Impurity, absurdity and medication
I started to think that I was becoming impure, but impurity can also be cleaned and dealt with. So, that’s what I started to do. Rituals and even more rituals of testing, cleanliness, order… As I was impure, I didn’t have any other choice than to wash myself over and over. A set of impure thoughts began to appear, which I feared and refused to succumb to. I exorcised them with a ritual (washing myself in order to fight that idea of impurity), or I went on to another thought which, in turn, just turned out to be more absurd than the last. This filled me with doubt and then I was forced to go on to the next, and so on and so forth.
Rituals and tests are the main symptoms of obsessive compulsive disorders.

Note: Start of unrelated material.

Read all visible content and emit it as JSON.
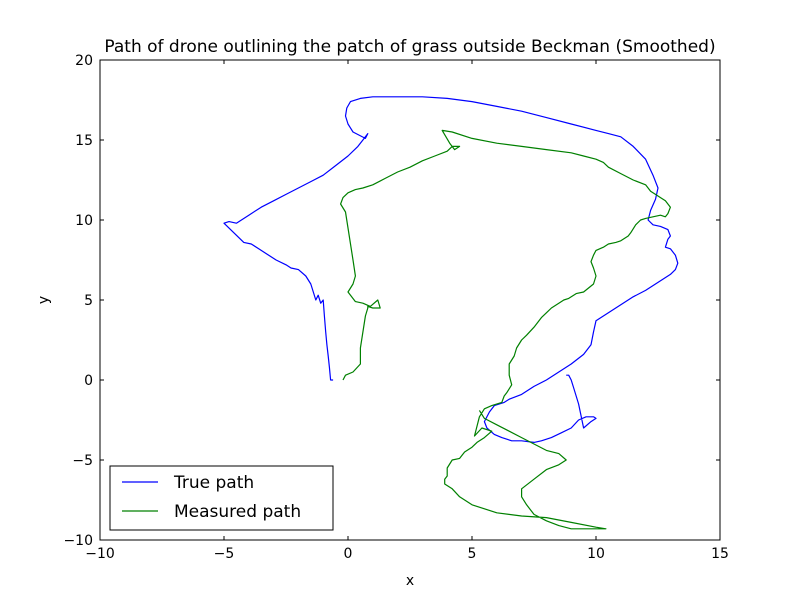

My head was a weather vane: it swayed from thought to thought, although I only thought of the most absurd things. Since my mind was becoming more and more absurd, I began to believe someone could die because of me, if I didn’t count and recount things a certain number of times.
Soon I knew that there was medication that could help fight against my tendency towards obsession. When some psychiatrist talked to me about it, I fled from the session. If I didn’t, I would run the risk of ending the charms of my neurosis. I would have to face the difficulties and incidentals of life, accepting its imperfections, ceasing to be a role model and living like a mere mortal.
To conclude…
As you can see, obsessive-compulsive disorder normally has a start that is slow, insidious and not incapacitating. The problem arises when it begins taking the lead role and takes over your mind with absurd ideas. Thoughts that lead you to repetitive conducts which only seek to reduce your anxiety in the short term, while they reinforce its permanence in the long term.
Thus, now that you have read this tale, fictitious of course, you’ll be able to better understand people who suffer from this disorder. People who really have a hard time. Furthermore, you’ll be able to put in the necessary means in time in order to prevent this from happening to you.